Иногда искренние и горькие до слез. «Разбитых пар и судеб месиво...» Из них потом и сложится песня «Женский этап». В тюремной романтике есть своя прелесть: она вся из нервов. Нервы болят, свербят, гудят... Но выйдешь на свободу — сразу проходят. И все становится похожим на просто страшный сон. Но мы пока еще в неволе, поэтому малявы к нам и от нас идут потоками. Интересно и по-ка- торжански романтично. До глубокой ночи — переписка, утром — сон вповалку. Одно такое утро взрывается ударом сапога в дверь и воплем:
— На коридор без вещей! Дезинфекция!..
Вскакиваем как один. Терняк бросается складывать
продукты в полиэтиленовые мешки.
— Давай, гаси все по мешкам. Сейчас опрыскают, суки, им по хую!
Заталкиваем сигареты и все съестное в сумки, выходим в рубахах и тапках. Запах клопомора — по всему корпусу. Выедает глаза и бросает в тошноту.
В камеру входят трое в респираторах. Один тащит бачок, постоянно подкачивая, второй льет из штуцера на стены, на железки кроватей. Третий отворачивает и швыряет на пол матрасы, подушки и одежду. Заливают добросовестно — ни одного сухого места.
Загоняют в камеру. В ней как в душегубке. Петруха кидается на верхний шконарь откупоривать окно.
— Так ведь и сдохнуть можно, — сетую я.
— Сдохнуть — нет. А вот башка три дня трещать будет — это да, — успокаивает Терняк.
— Надо в баню проситься.
— Да кто тебя вне очереди поведет? Сиди и охуевай до пятницы. Сегодня среда, терпеть два дня.

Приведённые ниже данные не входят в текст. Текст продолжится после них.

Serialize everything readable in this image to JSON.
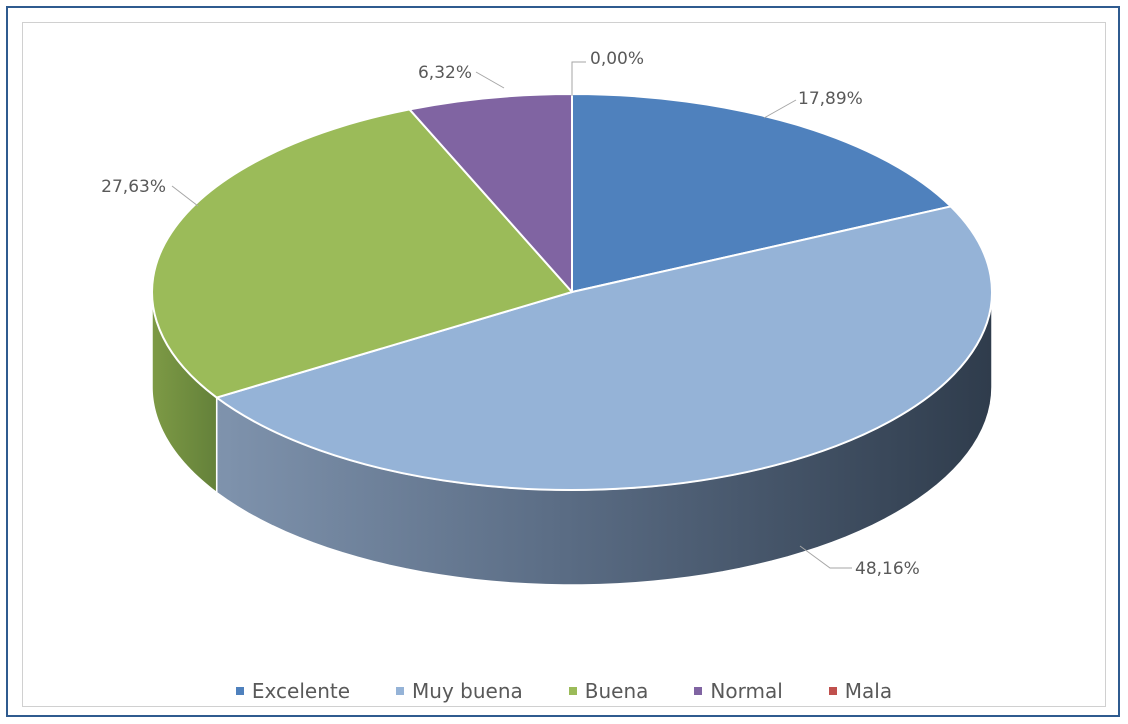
{
  "chart_data": {
    "type": "pie",
    "title": "",
    "categories": [
      "Excelente",
      "Muy buena",
      "Buena",
      "Normal",
      "Mala"
    ],
    "values": [
      17.89,
      48.16,
      27.63,
      6.32,
      0.0
    ],
    "value_labels": [
      "17,89%",
      "48,16%",
      "27,63%",
      "6,32%",
      "0,00%"
    ],
    "colors": [
      "#4f81bd",
      "#95b3d7",
      "#9bbb59",
      "#8064a2",
      "#c0504d"
    ],
    "legend_position": "bottom",
    "style": "3d-pie"
  }
}
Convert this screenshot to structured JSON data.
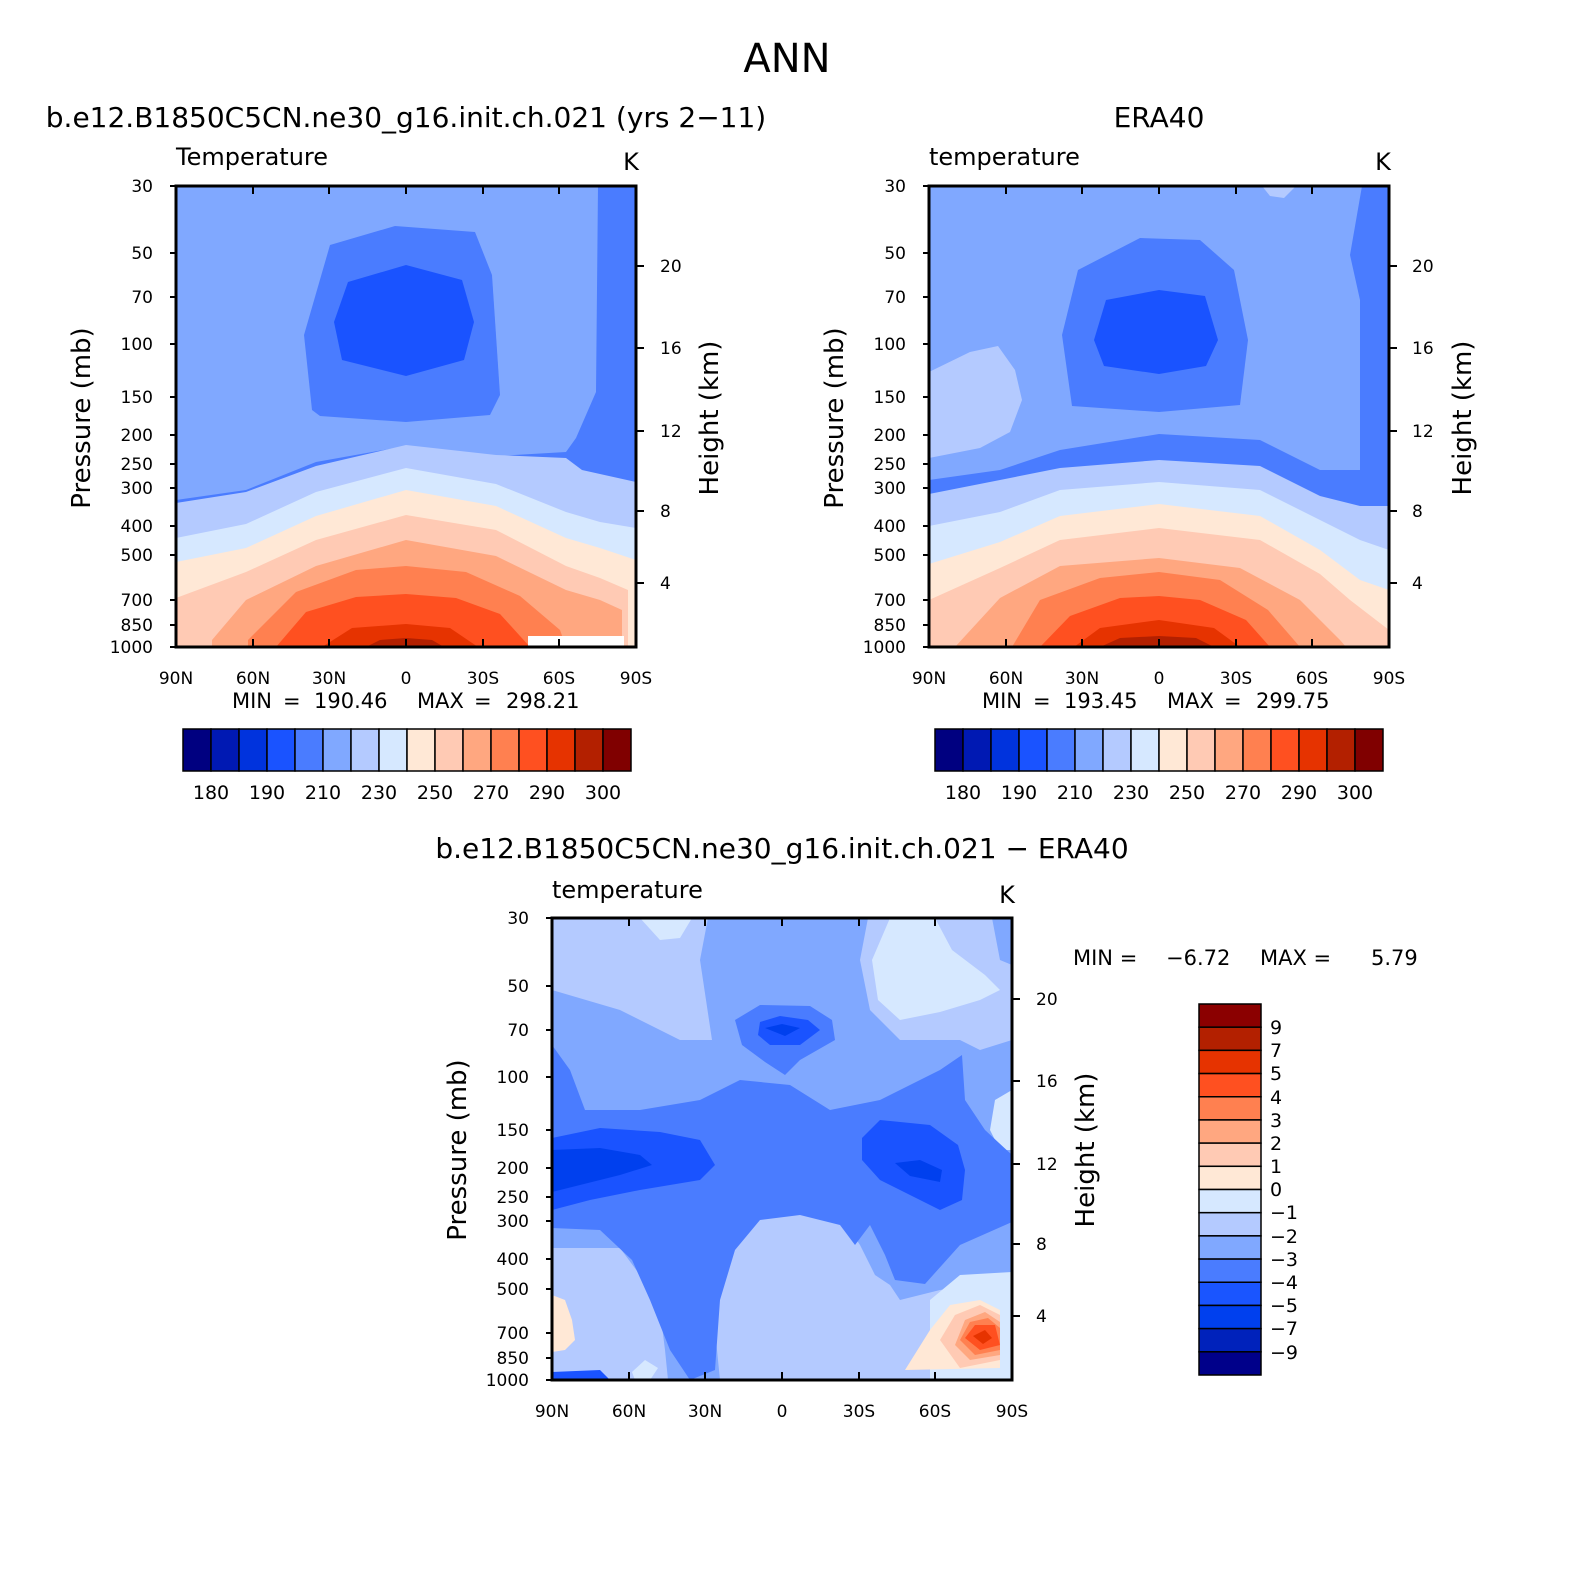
{
  "figure_title": "ANN",
  "colors": {
    "abs_scale": [
      "#000080",
      "#0019b3",
      "#0033dd",
      "#1a53ff",
      "#4a7cff",
      "#80a8ff",
      "#b4caff",
      "#d6e8ff",
      "#ffe8d6",
      "#ffcab4",
      "#ffa780",
      "#ff8050",
      "#ff5020",
      "#e63300",
      "#b32000",
      "#800000"
    ],
    "diff_scale": [
      "#00008a",
      "#0022bb",
      "#0040ee",
      "#1a55ff",
      "#4a7cff",
      "#80a8ff",
      "#b4caff",
      "#d6e8ff",
      "#ffe8d6",
      "#ffcab4",
      "#ffa780",
      "#ff8050",
      "#ff5020",
      "#e63300",
      "#b32000",
      "#8b0000"
    ]
  },
  "chart_data": [
    {
      "id": "model",
      "type": "contour",
      "panel_title": "b.e12.B1850C5CN.ne30_g16.init.ch.021 (yrs 2−11)",
      "variable": "Temperature",
      "units": "K",
      "ylabel": "Pressure (mb)",
      "ylabel2": "Height (km)",
      "x_ticks": [
        "90N",
        "60N",
        "30N",
        "0",
        "30S",
        "60S",
        "90S"
      ],
      "y_ticks": [
        "30",
        "50",
        "70",
        "100",
        "150",
        "200",
        "250",
        "300",
        "400",
        "500",
        "700",
        "850",
        "1000"
      ],
      "y2_ticks": [
        "20",
        "16",
        "12",
        "8",
        "4"
      ],
      "min_label": "MIN",
      "min": "190.46",
      "max_label": "MAX",
      "max": "298.21",
      "colorbar_labels": [
        "180",
        "190",
        "210",
        "230",
        "250",
        "270",
        "290",
        "300"
      ]
    },
    {
      "id": "obs",
      "type": "contour",
      "panel_title": "ERA40",
      "variable": "temperature",
      "units": "K",
      "ylabel": "Pressure (mb)",
      "ylabel2": "Height (km)",
      "x_ticks": [
        "90N",
        "60N",
        "30N",
        "0",
        "30S",
        "60S",
        "90S"
      ],
      "y_ticks": [
        "30",
        "50",
        "70",
        "100",
        "150",
        "200",
        "250",
        "300",
        "400",
        "500",
        "700",
        "850",
        "1000"
      ],
      "y2_ticks": [
        "20",
        "16",
        "12",
        "8",
        "4"
      ],
      "min_label": "MIN",
      "min": "193.45",
      "max_label": "MAX",
      "max": "299.75",
      "colorbar_labels": [
        "180",
        "190",
        "210",
        "230",
        "250",
        "270",
        "290",
        "300"
      ]
    },
    {
      "id": "diff",
      "type": "contour",
      "panel_title": "b.e12.B1850C5CN.ne30_g16.init.ch.021 − ERA40",
      "variable": "temperature",
      "units": "K",
      "ylabel": "Pressure (mb)",
      "ylabel2": "Height (km)",
      "x_ticks": [
        "90N",
        "60N",
        "30N",
        "0",
        "30S",
        "60S",
        "90S"
      ],
      "y_ticks": [
        "30",
        "50",
        "70",
        "100",
        "150",
        "200",
        "250",
        "300",
        "400",
        "500",
        "700",
        "850",
        "1000"
      ],
      "y2_ticks": [
        "20",
        "16",
        "12",
        "8",
        "4"
      ],
      "min_label": "MIN =",
      "min": "−6.72",
      "max_label": "MAX =",
      "max": "5.79",
      "colorbar_labels": [
        "9",
        "7",
        "5",
        "4",
        "3",
        "2",
        "1",
        "0",
        "−1",
        "−2",
        "−3",
        "−4",
        "−5",
        "−7",
        "−9"
      ]
    }
  ]
}
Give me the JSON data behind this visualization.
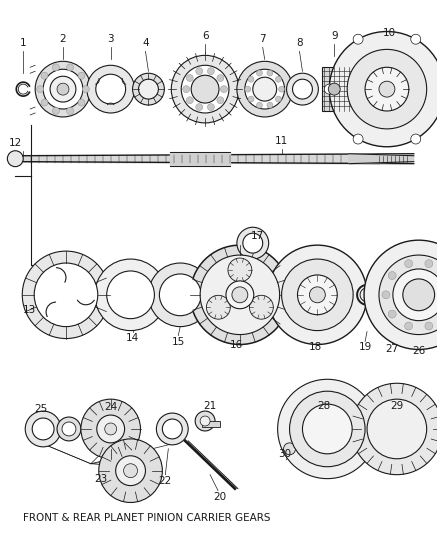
{
  "title": "FRONT & REAR PLANET PINION CARRIER GEARS",
  "bg": "#ffffff",
  "lc": "#1a1a1a",
  "figsize": [
    4.38,
    5.33
  ],
  "dpi": 100
}
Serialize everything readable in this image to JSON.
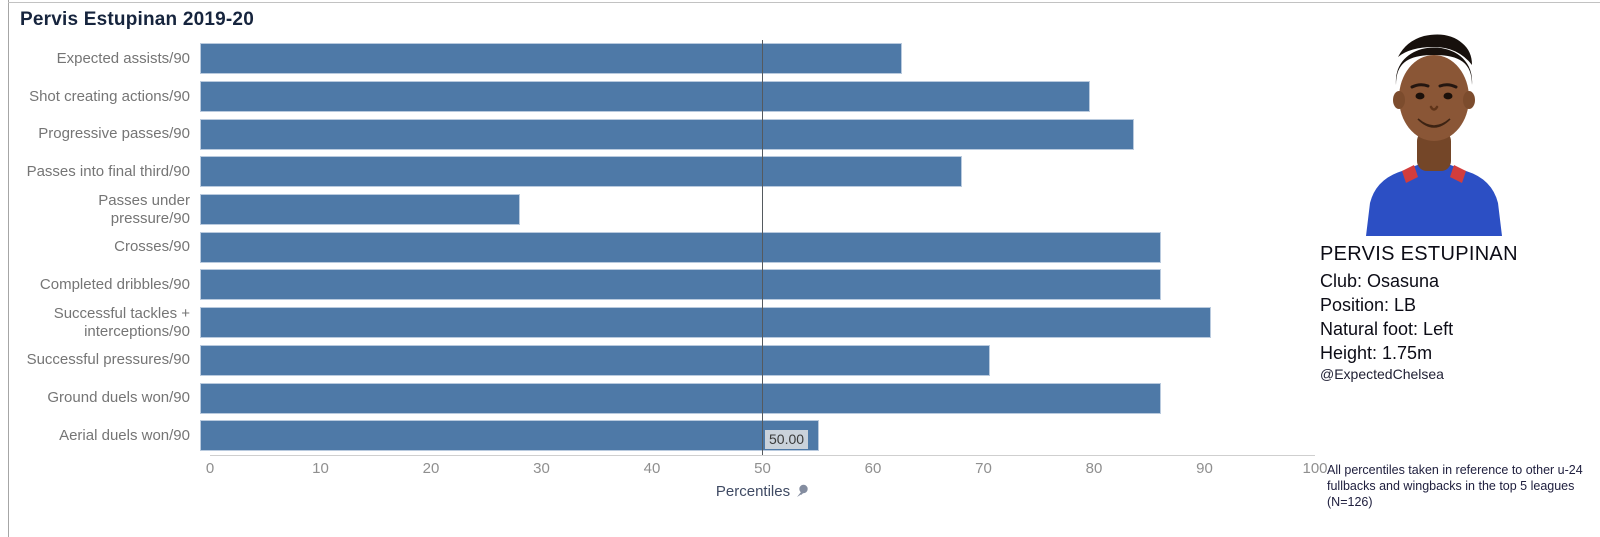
{
  "title": "Pervis Estupinan 2019-20",
  "chart_data": {
    "type": "bar",
    "orientation": "horizontal",
    "title": "Pervis Estupinan 2019-20",
    "categories": [
      "Expected assists/90",
      "Shot creating actions/90",
      "Progressive passes/90",
      "Passes into final third/90",
      "Passes under\npressure/90",
      "Crosses/90",
      "Completed dribbles/90",
      "Successful tackles +\ninterceptions/90",
      "Successful pressures/90",
      "Ground duels won/90",
      "Aerial duels won/90"
    ],
    "values": [
      63.5,
      80.5,
      84.5,
      69,
      29,
      87,
      87,
      91.5,
      71.5,
      87,
      56
    ],
    "xlabel": "Percentiles",
    "xlim": [
      0,
      100
    ],
    "xticks": [
      0,
      10,
      20,
      30,
      40,
      50,
      60,
      70,
      80,
      90,
      100
    ],
    "grid": "off",
    "legend": "none",
    "bar_color": "#4e79a7",
    "reference_line": {
      "x": 50,
      "label": "50.00"
    }
  },
  "player": {
    "name": "PERVIS ESTUPINAN",
    "club": "Club: Osasuna",
    "position": "Position: LB",
    "foot": "Natural foot: Left",
    "height": "Height: 1.75m",
    "handle": "@ExpectedChelsea"
  },
  "footnote": "All percentiles taken in reference to other u-24 fullbacks and wingbacks in the top 5 leagues (N=126)",
  "icons": {
    "pin": "pushpin-icon"
  }
}
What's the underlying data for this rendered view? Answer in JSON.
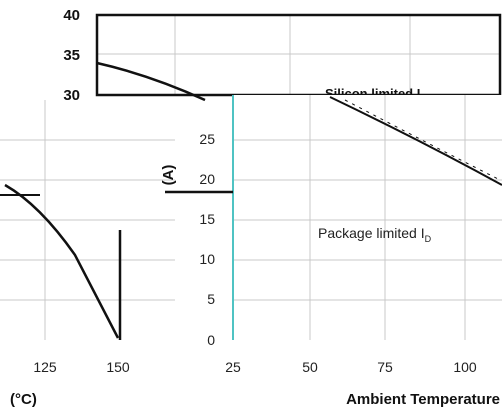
{
  "chart_data": [
    {
      "type": "line",
      "title": "",
      "xlabel": "",
      "ylabel": "",
      "ylim": [
        0,
        40
      ],
      "yticks": [
        "40",
        "35",
        "30"
      ],
      "grid": true,
      "series": [
        {
          "x": [
            25,
            50,
            75
          ],
          "y": [
            34,
            32,
            29
          ]
        }
      ],
      "annotations": [
        "Silicon limited I"
      ]
    },
    {
      "type": "line",
      "title": "",
      "xlabel": "(°C)",
      "ylabel": "",
      "xlim": [
        100,
        150
      ],
      "ylim": [
        0,
        20
      ],
      "xticks": [
        "125",
        "150"
      ],
      "grid": true,
      "series": [
        {
          "x": [
            100,
            125,
            150
          ],
          "y": [
            14,
            12,
            0
          ]
        }
      ]
    },
    {
      "type": "line",
      "title": "",
      "xlabel": "Ambient Temperature",
      "ylabel": "(A)",
      "xlim": [
        25,
        110
      ],
      "ylim": [
        0,
        30
      ],
      "xticks": [
        "25",
        "50",
        "75",
        "100"
      ],
      "yticks": [
        "0",
        "5",
        "10",
        "15",
        "20",
        "25"
      ],
      "grid": true,
      "series": [
        {
          "x": [
            75,
            100,
            110
          ],
          "y": [
            30,
            23,
            20
          ]
        }
      ],
      "annotations": [
        "Package limited I",
        "D"
      ]
    }
  ],
  "colors": {
    "curve": "#111111",
    "grid": "#c8c8c8",
    "axis_accent": "#4fc3c3"
  }
}
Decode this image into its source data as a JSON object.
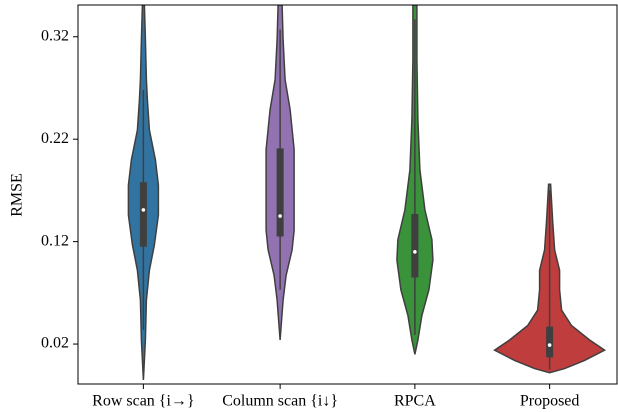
{
  "chart_data": {
    "type": "violin",
    "y_label": "RMSE",
    "categories": [
      "Row scan {i→}",
      "Column scan {i↓}",
      "RPCA",
      "Proposed"
    ],
    "ylim": [
      -0.019,
      0.351
    ],
    "yticks": [
      0.02,
      0.12,
      0.22,
      0.32
    ],
    "series": [
      {
        "name": "Row scan {i→}",
        "color": "#3274a1",
        "y": [
          0.351,
          0.317,
          0.278,
          0.258,
          0.229,
          0.2,
          0.175,
          0.146,
          0.117,
          0.092,
          0.063,
          0.024,
          -0.015
        ],
        "density": [
          1,
          2,
          3,
          4,
          6,
          12,
          15,
          15,
          11,
          6,
          3,
          2,
          0
        ],
        "median": 0.151,
        "q1": 0.115,
        "q3": 0.178,
        "whisker_low": 0.034,
        "whisker_high": 0.268
      },
      {
        "name": "Column scan {i↓}",
        "color": "#9372b2",
        "y": [
          0.351,
          0.317,
          0.278,
          0.249,
          0.21,
          0.161,
          0.131,
          0.112,
          0.087,
          0.063,
          0.024
        ],
        "density": [
          2,
          3,
          5,
          10,
          14,
          14,
          14,
          12,
          6,
          3,
          0
        ],
        "median": 0.145,
        "q1": 0.125,
        "q3": 0.211,
        "whisker_low": 0.073,
        "whisker_high": 0.327
      },
      {
        "name": "RPCA",
        "color": "#3a923a",
        "y": [
          0.351,
          0.298,
          0.239,
          0.19,
          0.151,
          0.122,
          0.102,
          0.073,
          0.048,
          0.024,
          0.01
        ],
        "density": [
          2,
          2,
          3,
          5,
          10,
          17,
          18,
          14,
          7,
          3,
          0
        ],
        "median": 0.11,
        "q1": 0.085,
        "q3": 0.147,
        "whisker_low": 0.029,
        "whisker_high": 0.337
      },
      {
        "name": "Proposed",
        "color": "#c03d3e",
        "y": [
          0.176,
          0.141,
          0.112,
          0.092,
          0.073,
          0.053,
          0.038,
          0.024,
          0.014,
          0.004,
          -0.004,
          -0.008
        ],
        "density": [
          1,
          3,
          5,
          10,
          10,
          12,
          22,
          40,
          55,
          35,
          15,
          0
        ],
        "median": 0.019,
        "q1": 0.007,
        "q3": 0.037,
        "whisker_low": -0.005,
        "whisker_high": 0.17
      }
    ]
  }
}
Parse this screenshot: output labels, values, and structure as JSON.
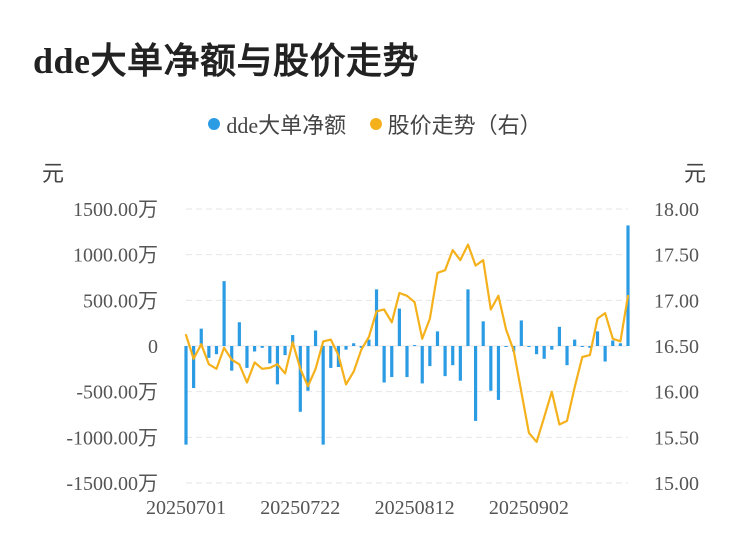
{
  "title": "dde大单净额与股价走势",
  "colors": {
    "bar": "#2b9be3",
    "line": "#f5b11c",
    "grid": "#e6e6e6"
  },
  "chart_data": {
    "type": "bar+line",
    "title": "dde大单净额与股价走势",
    "legend": [
      {
        "name": "dde大单净额",
        "color": "#2b9be3"
      },
      {
        "name": "股价走势（右）",
        "color": "#f5b11c"
      }
    ],
    "left_axis": {
      "unit": "元",
      "ticks": [
        "1500.00万",
        "1000.00万",
        "500.00万",
        "0",
        "-500.00万",
        "-1000.00万",
        "-1500.00万"
      ],
      "range": [
        -1500,
        1500
      ]
    },
    "right_axis": {
      "unit": "元",
      "ticks": [
        "18.00",
        "17.50",
        "17.00",
        "16.50",
        "16.00",
        "15.50",
        "15.00"
      ],
      "range": [
        15.0,
        18.0
      ]
    },
    "x_labels": [
      "20250701",
      "20250722",
      "20250812",
      "20250902"
    ],
    "x_label_positions": [
      0,
      15,
      30,
      45
    ],
    "grid": true,
    "series": [
      {
        "name": "dde大单净额",
        "type": "bar",
        "values": [
          -1080,
          -460,
          190,
          -130,
          -90,
          710,
          -270,
          260,
          -240,
          -60,
          -20,
          -190,
          -420,
          -100,
          120,
          -720,
          -490,
          170,
          -1080,
          -240,
          -230,
          -40,
          30,
          -20,
          70,
          620,
          -400,
          -340,
          410,
          -340,
          10,
          -410,
          -220,
          160,
          -330,
          -210,
          -380,
          620,
          -820,
          270,
          -490,
          -590,
          -10,
          -60,
          280,
          -10,
          -90,
          -140,
          -40,
          210,
          -210,
          70,
          -10,
          -20,
          160,
          -170,
          60,
          30,
          1320
        ]
      },
      {
        "name": "股价走势（右）",
        "type": "line",
        "values": [
          16.62,
          16.36,
          16.52,
          16.3,
          16.25,
          16.48,
          16.35,
          16.3,
          16.1,
          16.32,
          16.25,
          16.26,
          16.3,
          16.2,
          16.54,
          16.25,
          16.06,
          16.25,
          16.55,
          16.57,
          16.4,
          16.08,
          16.22,
          16.46,
          16.6,
          16.88,
          16.9,
          16.76,
          17.08,
          17.05,
          16.98,
          16.58,
          16.8,
          17.3,
          17.33,
          17.55,
          17.44,
          17.61,
          17.38,
          17.44,
          16.9,
          17.05,
          16.68,
          16.45,
          16.0,
          15.55,
          15.45,
          15.72,
          16.0,
          15.64,
          15.68,
          16.05,
          16.38,
          16.4,
          16.8,
          16.86,
          16.58,
          16.55,
          17.05
        ]
      }
    ]
  }
}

Клопов становится меньше, но ненамного. В этом яде тонут любые запахи, даже табачный дым пахнет по-другому. Единственная отдушина — положенная каждый день часовая прогулка. На нее — как на праздник. Проходит она в бетонном боксе, накрытом решеткой. Над решеткой — часовой с собакой. Над часовым — небо. Благодать...
— Начальник, давай еще полчаса погуляем — в камере душняк!
Часовой молчит. Просим еще и еще раз. Молчит.
На четвертый или пятый раз наконец отвечает со среднеазиатским акцентом:
— Щто до меня доебался? Гуляй, я тебе не вигоняю, за тобой другие началство придут. Хочешь, с моим собакой погуляй, хи-хи-хи...
Так проходит еще пара пропахших клопомором дней. Настает банная пятница. Привычный удар ключа о дверь, и голос коридорного:
— Терняк, готовься с вещами! Остальные — на прогулку.
— А в баню?
— В ебаню! — гавкают за дверью.
Терняк бледнеет, опускается на шконарь и, глядя в пол, вздыхает:
— Все. Переводят в другую камеру. Решили суки по тюрьме прогнать.
Ключ снова колотит в дверь.
— Ну что, готовы? Выходи.
— Давайте, мужики, хоть попрощаемся. Когда еще свидимся... — сдерживая слезы, бормочет он.
Обнимаемся, крепко пожимаем руки и выходим с Петрухой.
— Будьте здоровы, мужики! — кричит нам вдогонку Терняк, и коридорный с размаху захлопывает дверь.
Грустно и понуро идем гулять, понимая, что вернувшись, его уже не застанем.
Наступает тридцать первое октября — день моего рождения.
Сидим вдвоем, ждем «дачку» из дома. Но моя в октябре уже была, а Петрухе ждать не от кого. Может, вдруг случится чудо, и ко дню рождения разрешат внеочередную? Слышно, как по коридору хлопают кормушки, ходит «дачница» и разносит маленькие и большие тюремные радости. До нас не доходит, а значит, торт заменит одна оставшаяся стограммовая пачушка печенья. А вместо шампанского — черный, прокопченный, «покопанный» чифирьбак с чайным варевом, четыре куска проклопоморенного сахара и пачка маргарина с примесью того же аромата. Спасибо Виктор Нахимычу — не все съестное унес с собой.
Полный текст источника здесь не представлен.